# Once for All: Train One Network and Specialize it for Efficient Deployment
# Han Cai, Chuang Gan, Tianzhe Wang, Zhekai Zhang, Song Han
# International Conference on Learning Representations (ICLR), 2020.

import math
import copy
import time
import torch
import torch.nn as nn

__all__ = [
    "mix_images",
    "mix_labels",
    "label_smooth",
    "cross_entropy_loss_with_soft_target",
    "cross_entropy_with_label_smoothing",
    "clean_num_batch_tracked",
    "rm_bn_from_net",
    "get_net_device",
    "count_parameters",
    "count_net_flops",
    "measure_net_latency",
    "get_net_info",
    "build_optimizer",
    "calc_learning_rate",
]


""" Mixup """


def mix_images(images, lam):
    flipped_images = torch.flip(images, dims=[0])  # flip along the batch dimension
    return lam * images + (1 - lam) * flipped_images


def mix_labels(target, lam, n_classes, label_smoothing=0.1):
    onehot_target = label_smooth(target, n_classes, label_smoothing)
    flipped_target = torch.flip(onehot_target, dims=[0])
    return lam * onehot_target + (1 - lam) * flipped_target


""" Label smooth """


def label_smooth(target, n_classes: int, label_smoothing=0.1):
    # convert to one-hot
    batch_size = target.size(0)
    target = torch.unsqueeze(target, 1)
    soft_target = torch.zeros((batch_size, n_classes), device=target.device)
    soft_target.scatter_(1, target, 1)
    # label smoothing
    soft_target = soft_target * (1 - label_smoothing) + label_smoothing / n_classes
    return soft_target


def cross_entropy_loss_with_soft_target(pred, soft_target):
    logsoftmax = nn.LogSoftmax()
    return torch.mean(torch.sum(-soft_target * logsoftmax(pred), 1))
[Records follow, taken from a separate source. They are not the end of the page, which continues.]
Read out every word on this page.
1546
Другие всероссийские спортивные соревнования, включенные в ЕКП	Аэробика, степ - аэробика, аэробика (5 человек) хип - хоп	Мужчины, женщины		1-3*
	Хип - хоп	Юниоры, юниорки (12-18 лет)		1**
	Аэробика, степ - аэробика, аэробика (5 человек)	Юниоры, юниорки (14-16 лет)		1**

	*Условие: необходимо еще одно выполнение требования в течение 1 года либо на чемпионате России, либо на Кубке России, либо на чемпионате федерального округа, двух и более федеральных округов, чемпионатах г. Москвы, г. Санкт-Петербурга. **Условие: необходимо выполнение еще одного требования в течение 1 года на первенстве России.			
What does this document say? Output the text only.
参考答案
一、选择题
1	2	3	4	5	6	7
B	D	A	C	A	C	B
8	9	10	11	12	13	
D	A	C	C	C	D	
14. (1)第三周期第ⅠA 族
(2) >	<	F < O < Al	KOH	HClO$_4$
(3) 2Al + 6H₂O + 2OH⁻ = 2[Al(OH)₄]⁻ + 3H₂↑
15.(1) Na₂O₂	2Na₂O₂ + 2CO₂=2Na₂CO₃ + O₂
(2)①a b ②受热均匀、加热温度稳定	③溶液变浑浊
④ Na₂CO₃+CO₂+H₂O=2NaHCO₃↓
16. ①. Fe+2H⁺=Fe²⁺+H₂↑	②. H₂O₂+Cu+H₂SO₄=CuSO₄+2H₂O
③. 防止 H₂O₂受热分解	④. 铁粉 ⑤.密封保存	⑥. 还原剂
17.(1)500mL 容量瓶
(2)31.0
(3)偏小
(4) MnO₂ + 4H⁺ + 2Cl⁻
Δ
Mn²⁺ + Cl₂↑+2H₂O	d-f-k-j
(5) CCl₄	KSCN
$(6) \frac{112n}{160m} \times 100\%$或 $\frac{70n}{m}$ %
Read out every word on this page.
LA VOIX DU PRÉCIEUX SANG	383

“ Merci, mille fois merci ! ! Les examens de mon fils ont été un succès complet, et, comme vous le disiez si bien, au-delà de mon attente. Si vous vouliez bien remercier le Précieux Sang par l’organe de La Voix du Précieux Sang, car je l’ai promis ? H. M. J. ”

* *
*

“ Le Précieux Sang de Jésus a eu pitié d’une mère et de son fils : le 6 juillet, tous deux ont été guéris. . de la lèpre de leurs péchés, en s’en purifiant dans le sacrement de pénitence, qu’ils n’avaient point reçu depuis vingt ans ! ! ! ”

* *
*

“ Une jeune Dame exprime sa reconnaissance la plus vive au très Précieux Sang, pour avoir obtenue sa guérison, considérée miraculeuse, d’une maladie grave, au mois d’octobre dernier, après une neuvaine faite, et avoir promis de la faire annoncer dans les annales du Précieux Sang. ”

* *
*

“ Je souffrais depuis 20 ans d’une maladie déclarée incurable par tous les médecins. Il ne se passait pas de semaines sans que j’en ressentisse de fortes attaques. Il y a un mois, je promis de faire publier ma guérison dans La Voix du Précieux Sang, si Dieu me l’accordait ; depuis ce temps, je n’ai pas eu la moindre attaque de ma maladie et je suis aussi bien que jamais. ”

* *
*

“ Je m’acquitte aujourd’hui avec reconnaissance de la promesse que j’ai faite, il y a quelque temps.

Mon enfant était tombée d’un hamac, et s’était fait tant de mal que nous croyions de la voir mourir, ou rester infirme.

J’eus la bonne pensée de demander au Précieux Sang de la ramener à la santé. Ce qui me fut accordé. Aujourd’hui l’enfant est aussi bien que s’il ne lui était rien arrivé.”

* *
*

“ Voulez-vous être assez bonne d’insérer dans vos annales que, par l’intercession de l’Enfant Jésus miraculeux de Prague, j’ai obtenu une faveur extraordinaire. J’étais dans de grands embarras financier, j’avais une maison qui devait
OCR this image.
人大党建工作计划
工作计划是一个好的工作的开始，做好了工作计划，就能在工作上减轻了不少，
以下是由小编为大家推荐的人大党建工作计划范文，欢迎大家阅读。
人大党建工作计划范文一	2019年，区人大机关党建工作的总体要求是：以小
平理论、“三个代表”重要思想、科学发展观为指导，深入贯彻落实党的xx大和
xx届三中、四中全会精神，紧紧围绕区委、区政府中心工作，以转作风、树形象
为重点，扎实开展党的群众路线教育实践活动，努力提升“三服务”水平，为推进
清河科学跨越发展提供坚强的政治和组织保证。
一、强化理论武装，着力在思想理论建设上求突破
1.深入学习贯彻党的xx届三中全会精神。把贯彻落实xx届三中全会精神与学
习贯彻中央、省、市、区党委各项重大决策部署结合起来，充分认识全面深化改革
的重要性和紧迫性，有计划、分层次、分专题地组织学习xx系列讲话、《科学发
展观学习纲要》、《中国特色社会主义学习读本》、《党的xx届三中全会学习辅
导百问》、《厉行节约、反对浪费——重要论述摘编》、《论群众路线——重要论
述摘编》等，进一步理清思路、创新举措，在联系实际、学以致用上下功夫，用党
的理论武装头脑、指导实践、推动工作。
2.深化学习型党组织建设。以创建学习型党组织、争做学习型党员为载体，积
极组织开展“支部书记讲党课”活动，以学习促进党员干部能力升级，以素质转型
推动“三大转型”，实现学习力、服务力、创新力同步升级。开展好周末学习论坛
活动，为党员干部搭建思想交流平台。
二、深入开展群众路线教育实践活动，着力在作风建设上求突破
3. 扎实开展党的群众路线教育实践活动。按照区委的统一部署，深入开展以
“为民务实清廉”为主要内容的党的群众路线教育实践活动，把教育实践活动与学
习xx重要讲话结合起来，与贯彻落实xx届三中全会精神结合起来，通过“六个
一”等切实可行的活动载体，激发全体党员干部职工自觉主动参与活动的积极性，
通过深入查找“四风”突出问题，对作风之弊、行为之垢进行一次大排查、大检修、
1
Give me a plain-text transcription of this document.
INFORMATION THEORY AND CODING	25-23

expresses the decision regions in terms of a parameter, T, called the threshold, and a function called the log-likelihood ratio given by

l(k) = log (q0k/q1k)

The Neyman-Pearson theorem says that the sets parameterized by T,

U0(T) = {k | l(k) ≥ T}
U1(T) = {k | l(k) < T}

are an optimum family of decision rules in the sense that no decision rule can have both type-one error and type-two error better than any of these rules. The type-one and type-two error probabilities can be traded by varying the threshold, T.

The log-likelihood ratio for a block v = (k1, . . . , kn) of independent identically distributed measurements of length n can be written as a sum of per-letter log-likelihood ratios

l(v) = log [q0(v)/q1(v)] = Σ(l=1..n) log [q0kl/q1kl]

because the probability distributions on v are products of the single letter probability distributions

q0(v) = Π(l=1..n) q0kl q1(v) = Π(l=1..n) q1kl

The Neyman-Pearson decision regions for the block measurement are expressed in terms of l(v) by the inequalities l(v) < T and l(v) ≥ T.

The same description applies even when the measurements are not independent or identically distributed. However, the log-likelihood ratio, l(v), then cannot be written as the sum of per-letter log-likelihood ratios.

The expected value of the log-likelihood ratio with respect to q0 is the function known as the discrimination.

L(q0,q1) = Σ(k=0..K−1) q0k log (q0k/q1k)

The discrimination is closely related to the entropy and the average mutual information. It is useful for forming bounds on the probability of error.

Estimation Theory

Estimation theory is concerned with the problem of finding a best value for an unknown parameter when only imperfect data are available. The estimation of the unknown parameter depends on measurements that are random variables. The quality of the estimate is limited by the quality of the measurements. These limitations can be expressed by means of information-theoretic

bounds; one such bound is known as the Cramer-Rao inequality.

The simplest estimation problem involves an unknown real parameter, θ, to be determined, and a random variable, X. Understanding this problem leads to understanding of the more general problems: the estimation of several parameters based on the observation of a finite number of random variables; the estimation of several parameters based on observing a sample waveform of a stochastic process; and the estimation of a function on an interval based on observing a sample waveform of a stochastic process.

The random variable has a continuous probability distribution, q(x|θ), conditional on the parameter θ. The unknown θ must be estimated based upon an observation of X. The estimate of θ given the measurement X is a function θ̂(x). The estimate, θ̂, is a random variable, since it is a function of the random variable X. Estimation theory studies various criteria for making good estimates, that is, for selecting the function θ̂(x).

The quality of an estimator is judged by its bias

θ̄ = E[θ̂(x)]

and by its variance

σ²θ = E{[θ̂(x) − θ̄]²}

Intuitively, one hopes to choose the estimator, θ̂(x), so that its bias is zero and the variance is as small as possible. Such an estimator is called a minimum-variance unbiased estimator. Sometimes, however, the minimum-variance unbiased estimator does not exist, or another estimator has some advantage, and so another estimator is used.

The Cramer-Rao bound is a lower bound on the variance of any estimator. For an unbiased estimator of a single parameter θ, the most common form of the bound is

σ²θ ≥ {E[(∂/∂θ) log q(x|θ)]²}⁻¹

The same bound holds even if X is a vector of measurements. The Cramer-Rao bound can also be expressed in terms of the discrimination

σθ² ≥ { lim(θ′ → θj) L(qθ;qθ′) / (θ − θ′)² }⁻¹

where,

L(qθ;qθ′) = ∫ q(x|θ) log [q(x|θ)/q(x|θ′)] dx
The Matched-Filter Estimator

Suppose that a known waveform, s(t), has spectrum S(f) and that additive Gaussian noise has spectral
def cross_entropy_with_label_smoothing(pred, target, label_smoothing=0.1):
    soft_target = label_smooth(target, pred.size(1), label_smoothing)
    return cross_entropy_loss_with_soft_target(pred, soft_target)


""" BN related """


def clean_num_batch_tracked(net):
    for m in net.modules():
        if isinstance(m, nn.BatchNorm2d) or isinstance(m, nn.BatchNorm1d):
            if m.num_batches_tracked is not None:
                m.num_batches_tracked.zero_()


def rm_bn_from_net(net):
    for m in net.modules():
        if isinstance(m, nn.BatchNorm2d) or isinstance(m, nn.BatchNorm1d):
            m.forward = lambda x: x


""" Network profiling """


def get_net_device(net):
    return net.parameters().__next__().device


def count_parameters(net):
    total_params = sum(p.numel() for p in net.parameters() if p.requires_grad)
    return total_params


def count_net_flops(net, data_shape=(1, 3, 32, 32)):
    from .flops_counter import profile

    if isinstance(net, nn.DataParallel):
        net = net.module

    flop, _ = profile(copy.deepcopy(net), data_shape)
    return flop


def measure_net_latency(
    net, l_type="gpu8", fast=True, input_shape=(3, 32, 32), clean=False
):
    if isinstance(net, nn.DataParallel):
        net = net.module

    # remove bn from graph
    rm_bn_from_net(net)

    # return `ms`
    if "gpu" in l_type:
        l_type, batch_size = l_type[:3], int(l_type[3:])
    else:
        batch_size = 1

    data_shape = [batch_size] + list(input_shape)
    if l_type == "cpu":
        if fast:
            n_warmup = 5
            n_sample = 10
        else:
            n_warmup = 50
            n_sample = 50
        if get_net_device(net) != torch.device("cpu"):
            if not clean:
                print("move net to cpu for measuring cpu latency")
            net = copy.deepcopy(net).cpu()
    elif l_type == "gpu":
        if fast:
            n_warmup = 5
            n_sample = 10
        else:
            n_warmup = 50
            n_sample = 50
    else:
        raise NotImplementedError
    images = torch.zeros(data_shape, device=get_net_device(net))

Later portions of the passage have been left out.